Dans le cadre du mois dédié aux droits des femmes, Authentic.cd est allé à la rencontre d’une jeune femme qui se distingue par sa manière de coiffer les hommes avec assurance. Habitante de Goma, d’une vingtaine d’années, dans la province du Nord-Kivu, Keren Lembire ne passe pas tout son temps dans les auditoires.
Étudiante à l’Institut Supérieur de Commerce, la jeune femme exerce aussi un métier peu commun pour une fille dans la ville volcanique de la République Démocratique du Congo: elle coupe les cheveux dans un salon de coiffure pour hommes. Connue sous le surnom de Hodari, elle manie aujourd’hui tondeuse et ciseaux avec assurance, dans un environnement où ce métier est encore largement considéré comme réservé aux hommes.
Son parcours n’a pourtant pas été simple

Tout commence il y a quelques mois, lorsque le salon où elle travaillait ferme ses portes. Dans une ville marquée par les conséquences de la guerre et les difficultés socio-économiques, rester sans activité n’est pas une option pour la jeune étudiante.
Elle décide alors de suivre son instinct et de se lancer dans un domaine inhabituel pour une femme : la coiffure masculine.
« Je me suis dit qu’il n’y avait plus d’occupation… vu que nous venons de la guerre, il y a trop de crises », raconte-t-elle.
C’est ainsi qu’elle pousse la porte du salon Toa Fisi, situé à l’Office Kase Murara, avec une idée claire : apprendre à couper les cheveux des hommes.
Mais le chemin est loin d’être facile

Dès ses premiers pas, Keren fait face à l’étonnement, parfois même à la méfiance.
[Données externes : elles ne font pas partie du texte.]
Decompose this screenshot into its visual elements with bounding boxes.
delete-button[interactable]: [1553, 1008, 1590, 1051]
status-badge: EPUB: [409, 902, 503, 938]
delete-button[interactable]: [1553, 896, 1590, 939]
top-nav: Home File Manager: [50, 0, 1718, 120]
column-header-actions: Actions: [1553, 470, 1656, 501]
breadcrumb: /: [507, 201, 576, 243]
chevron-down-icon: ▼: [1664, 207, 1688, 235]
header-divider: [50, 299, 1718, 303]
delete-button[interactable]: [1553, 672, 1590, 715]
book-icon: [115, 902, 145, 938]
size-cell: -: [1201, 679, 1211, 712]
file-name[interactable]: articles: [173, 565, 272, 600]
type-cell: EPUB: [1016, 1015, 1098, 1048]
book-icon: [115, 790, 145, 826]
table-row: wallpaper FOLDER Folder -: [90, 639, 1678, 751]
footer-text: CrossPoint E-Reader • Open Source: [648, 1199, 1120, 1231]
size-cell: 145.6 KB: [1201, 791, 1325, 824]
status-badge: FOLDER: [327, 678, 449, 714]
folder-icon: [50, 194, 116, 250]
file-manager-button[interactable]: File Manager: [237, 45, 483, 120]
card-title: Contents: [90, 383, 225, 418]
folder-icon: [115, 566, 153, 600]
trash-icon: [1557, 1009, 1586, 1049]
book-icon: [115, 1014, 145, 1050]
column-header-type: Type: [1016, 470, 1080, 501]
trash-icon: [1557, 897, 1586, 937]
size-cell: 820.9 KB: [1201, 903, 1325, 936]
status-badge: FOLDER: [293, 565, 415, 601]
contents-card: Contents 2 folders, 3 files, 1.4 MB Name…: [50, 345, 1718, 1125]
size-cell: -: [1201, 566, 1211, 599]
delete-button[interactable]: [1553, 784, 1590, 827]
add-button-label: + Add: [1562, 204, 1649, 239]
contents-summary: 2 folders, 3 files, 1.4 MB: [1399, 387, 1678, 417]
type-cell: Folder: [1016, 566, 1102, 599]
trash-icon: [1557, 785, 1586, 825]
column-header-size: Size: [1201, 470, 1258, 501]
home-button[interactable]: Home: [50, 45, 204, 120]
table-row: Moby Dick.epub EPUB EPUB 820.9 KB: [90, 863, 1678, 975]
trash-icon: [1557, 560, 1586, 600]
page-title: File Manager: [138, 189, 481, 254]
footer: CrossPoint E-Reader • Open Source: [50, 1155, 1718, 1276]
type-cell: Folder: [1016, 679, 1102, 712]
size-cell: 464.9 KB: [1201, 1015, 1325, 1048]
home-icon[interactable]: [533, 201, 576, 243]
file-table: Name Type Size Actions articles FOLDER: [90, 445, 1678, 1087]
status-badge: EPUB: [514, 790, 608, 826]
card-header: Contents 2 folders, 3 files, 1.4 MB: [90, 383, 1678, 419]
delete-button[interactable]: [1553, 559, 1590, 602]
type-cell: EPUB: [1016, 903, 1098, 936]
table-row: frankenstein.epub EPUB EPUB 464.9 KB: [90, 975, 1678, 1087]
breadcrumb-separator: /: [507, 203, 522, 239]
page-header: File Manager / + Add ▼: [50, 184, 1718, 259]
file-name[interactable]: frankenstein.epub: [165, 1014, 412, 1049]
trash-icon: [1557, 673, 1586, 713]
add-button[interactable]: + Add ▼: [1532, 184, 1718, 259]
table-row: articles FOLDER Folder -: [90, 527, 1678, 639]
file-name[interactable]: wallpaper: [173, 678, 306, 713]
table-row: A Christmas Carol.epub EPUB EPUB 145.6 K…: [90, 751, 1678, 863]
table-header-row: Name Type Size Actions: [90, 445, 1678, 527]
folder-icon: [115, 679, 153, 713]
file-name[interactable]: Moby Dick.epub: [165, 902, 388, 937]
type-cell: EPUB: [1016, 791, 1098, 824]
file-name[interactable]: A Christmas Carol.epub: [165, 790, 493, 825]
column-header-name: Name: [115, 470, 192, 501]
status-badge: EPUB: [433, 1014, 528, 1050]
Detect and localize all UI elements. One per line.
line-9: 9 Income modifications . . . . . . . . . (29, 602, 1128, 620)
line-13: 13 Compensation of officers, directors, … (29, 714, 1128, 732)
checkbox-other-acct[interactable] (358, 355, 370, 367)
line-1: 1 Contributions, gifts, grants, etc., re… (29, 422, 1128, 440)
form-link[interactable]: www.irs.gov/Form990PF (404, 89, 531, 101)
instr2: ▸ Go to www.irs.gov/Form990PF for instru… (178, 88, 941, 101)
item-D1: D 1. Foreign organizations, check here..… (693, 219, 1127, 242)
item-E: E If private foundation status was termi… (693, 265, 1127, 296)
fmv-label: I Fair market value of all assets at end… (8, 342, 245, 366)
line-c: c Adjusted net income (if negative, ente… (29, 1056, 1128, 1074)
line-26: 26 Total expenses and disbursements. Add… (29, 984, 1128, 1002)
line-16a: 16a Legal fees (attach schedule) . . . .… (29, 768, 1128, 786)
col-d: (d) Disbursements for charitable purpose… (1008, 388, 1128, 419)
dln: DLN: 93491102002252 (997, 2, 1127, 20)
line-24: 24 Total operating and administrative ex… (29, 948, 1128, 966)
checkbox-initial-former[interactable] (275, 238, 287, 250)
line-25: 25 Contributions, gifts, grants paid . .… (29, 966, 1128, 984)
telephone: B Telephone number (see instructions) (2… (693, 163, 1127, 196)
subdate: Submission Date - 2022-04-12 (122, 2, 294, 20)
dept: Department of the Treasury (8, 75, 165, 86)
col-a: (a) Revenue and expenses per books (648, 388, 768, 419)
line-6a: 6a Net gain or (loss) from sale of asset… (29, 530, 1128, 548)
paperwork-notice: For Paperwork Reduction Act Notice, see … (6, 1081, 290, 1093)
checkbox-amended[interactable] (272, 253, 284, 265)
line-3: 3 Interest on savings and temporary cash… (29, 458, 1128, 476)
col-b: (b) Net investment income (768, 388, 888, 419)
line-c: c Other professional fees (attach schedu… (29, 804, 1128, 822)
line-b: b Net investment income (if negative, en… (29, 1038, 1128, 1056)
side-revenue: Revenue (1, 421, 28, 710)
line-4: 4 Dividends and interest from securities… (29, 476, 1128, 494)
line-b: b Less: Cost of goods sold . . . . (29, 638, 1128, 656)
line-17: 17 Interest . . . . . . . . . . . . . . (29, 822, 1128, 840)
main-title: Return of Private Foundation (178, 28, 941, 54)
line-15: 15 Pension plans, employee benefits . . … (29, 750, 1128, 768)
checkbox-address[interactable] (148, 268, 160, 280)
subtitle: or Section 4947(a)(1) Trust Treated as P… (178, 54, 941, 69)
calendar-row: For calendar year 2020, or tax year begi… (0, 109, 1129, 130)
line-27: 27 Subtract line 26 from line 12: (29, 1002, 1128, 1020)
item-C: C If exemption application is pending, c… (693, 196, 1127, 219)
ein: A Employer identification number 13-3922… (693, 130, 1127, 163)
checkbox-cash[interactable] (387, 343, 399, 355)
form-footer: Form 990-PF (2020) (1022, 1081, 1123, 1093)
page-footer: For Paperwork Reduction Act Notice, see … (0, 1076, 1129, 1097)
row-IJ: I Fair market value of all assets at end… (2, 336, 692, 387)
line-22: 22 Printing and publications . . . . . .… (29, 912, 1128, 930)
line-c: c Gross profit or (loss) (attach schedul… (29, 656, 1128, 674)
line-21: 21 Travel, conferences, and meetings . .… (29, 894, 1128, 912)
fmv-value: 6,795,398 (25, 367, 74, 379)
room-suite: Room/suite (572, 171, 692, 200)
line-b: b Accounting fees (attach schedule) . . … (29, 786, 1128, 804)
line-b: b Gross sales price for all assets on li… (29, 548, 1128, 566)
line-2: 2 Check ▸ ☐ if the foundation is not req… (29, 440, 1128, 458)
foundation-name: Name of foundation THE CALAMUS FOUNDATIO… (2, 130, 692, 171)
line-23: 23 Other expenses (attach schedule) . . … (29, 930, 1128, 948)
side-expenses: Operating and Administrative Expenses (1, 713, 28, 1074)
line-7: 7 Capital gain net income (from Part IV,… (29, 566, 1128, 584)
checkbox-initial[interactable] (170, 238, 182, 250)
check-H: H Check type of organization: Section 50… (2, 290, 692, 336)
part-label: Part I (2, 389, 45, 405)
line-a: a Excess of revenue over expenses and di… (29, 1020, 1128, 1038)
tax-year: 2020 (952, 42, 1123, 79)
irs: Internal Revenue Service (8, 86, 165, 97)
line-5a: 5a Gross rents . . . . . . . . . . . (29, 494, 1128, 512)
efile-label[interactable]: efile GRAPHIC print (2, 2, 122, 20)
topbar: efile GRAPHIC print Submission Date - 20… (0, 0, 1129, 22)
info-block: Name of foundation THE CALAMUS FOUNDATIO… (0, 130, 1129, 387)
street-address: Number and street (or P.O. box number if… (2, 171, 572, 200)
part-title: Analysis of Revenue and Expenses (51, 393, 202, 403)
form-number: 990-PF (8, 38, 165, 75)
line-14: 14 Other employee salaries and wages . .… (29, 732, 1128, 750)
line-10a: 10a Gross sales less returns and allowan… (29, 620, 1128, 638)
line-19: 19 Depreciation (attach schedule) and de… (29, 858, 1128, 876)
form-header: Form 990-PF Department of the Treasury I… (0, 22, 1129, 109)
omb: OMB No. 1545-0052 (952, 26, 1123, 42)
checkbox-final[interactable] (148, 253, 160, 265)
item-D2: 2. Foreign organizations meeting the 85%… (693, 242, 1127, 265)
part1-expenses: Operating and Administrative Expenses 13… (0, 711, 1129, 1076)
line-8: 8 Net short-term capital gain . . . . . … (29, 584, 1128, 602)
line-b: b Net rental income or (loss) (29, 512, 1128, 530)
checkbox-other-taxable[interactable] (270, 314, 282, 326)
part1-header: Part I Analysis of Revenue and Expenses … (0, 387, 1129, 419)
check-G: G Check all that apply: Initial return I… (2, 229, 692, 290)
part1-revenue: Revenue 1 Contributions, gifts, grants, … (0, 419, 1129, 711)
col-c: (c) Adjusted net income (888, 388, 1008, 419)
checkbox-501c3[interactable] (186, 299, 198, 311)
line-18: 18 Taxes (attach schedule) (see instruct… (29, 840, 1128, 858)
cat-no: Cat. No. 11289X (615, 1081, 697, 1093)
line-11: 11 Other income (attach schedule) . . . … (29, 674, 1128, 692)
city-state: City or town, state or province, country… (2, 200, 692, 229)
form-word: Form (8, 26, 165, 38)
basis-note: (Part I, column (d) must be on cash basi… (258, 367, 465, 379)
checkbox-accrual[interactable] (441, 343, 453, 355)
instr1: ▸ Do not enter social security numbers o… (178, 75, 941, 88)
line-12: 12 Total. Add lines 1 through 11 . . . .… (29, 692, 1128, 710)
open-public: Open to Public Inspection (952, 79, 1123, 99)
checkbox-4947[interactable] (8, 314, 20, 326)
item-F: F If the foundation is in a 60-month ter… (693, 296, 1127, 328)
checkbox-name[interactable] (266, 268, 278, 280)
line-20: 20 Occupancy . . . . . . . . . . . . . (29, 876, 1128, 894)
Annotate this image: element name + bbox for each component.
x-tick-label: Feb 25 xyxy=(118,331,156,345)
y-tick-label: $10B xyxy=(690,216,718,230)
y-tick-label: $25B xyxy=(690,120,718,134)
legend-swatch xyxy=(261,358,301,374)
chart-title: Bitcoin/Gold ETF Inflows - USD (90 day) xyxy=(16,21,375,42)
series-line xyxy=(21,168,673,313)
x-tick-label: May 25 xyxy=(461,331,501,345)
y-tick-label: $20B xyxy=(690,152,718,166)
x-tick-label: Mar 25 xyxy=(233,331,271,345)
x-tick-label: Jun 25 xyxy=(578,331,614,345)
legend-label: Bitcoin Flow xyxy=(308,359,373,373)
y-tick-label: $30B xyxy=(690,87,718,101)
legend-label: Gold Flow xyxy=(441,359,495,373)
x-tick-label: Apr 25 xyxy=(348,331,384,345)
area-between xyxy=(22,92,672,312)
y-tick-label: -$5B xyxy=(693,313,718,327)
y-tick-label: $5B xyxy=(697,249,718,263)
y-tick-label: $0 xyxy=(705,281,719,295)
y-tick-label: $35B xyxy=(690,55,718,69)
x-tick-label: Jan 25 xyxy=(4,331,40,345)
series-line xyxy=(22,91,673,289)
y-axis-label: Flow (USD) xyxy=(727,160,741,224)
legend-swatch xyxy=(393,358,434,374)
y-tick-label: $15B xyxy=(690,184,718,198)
Dans le salon, ses futurs collègues sont surpris, mais finissent par lui donner sa chance. Elle entame alors sa formation, déterminée à prouver qu’elle mérite sa place. Le plus difficile viendra pourtant de son entourage.
« Quand je suis rentrée à la maison pour informer la famille, bon nombre de mes frères m’ont dit qu’il n’y avait pas de filles qui font la coiffure pour hommes… Selon eux, ce sont des filles délinquantes », confie-t-elle.
Des mots durs, révélateurs de stéréotypes encore profondément ancrés.
Mais Keren ne flanche pas. Elle s’accroche à une conviction simple : se faire confiance.

« Je me connais… je vais faire la différence », affirme-t-elle.
C’est d’ailleurs dans cet esprit qu’elle adopte le surnom de Hodari, symbole de force et de détermination. Les débuts sont compliqués. Les gestes ne sont pas encore parfaitement assurés et les regards sont parfois pesants. Mais, jour après jour, elle apprend, observe et s’améliore. Sa persévérance finit par porter ses fruits.
Aujourd’hui, Keren n’est plus seulement une apprentie. Elle est devenue une professionnelle reconnue dans son salon. Ses clients, d’abord curieux, sont désormais convaincus par son talent.
« Elle sait bien coiffer. J’aime aussi son comportement », témoigne Daniel Amos, l’un de ses clients.
Au-delà des coupes de cheveux, c’est toute une transformation personnelle que vit la jeune étudiante. Ce métier lui apprend bien plus qu’un simple savoir-faire technique.
« À travers ce métier, j’ai appris l’indépendance, le savoir-vivre et le vivre-ensemble », explique-t-elle.
Dans ce salon, elle découvre également l’importance de l’esprit d’équipe, de la patience et de la compréhension des clients. Dans une société où les métiers restent encore fortement genrés, Keren choisit de tracer sa propre voie. Elle refuse de se laisser définir par les attentes sociales et prouve, par son parcours, que les barrières peuvent être brisées.
Son message aux autres filles est clair, presque militant : il n’existe pas de métier interdit. Il n’y a que des opportunités à saisir, à condition d’avoir le courage d’essayer.
Aujourd’hui, son histoire dépasse les murs du salon. Elle devient une source d’inspiration pour de nombreuses jeunes filles à Goma et au-delà. Une preuve vivante que la passion, la compétence et la volonté peuvent renverser les préjugés.
Dans une ville marquée par les incertitudes, Keren Lembire incarne une certitude : celle d’une nouvelle génération de femmes congolaises en train de redéfinir les règles.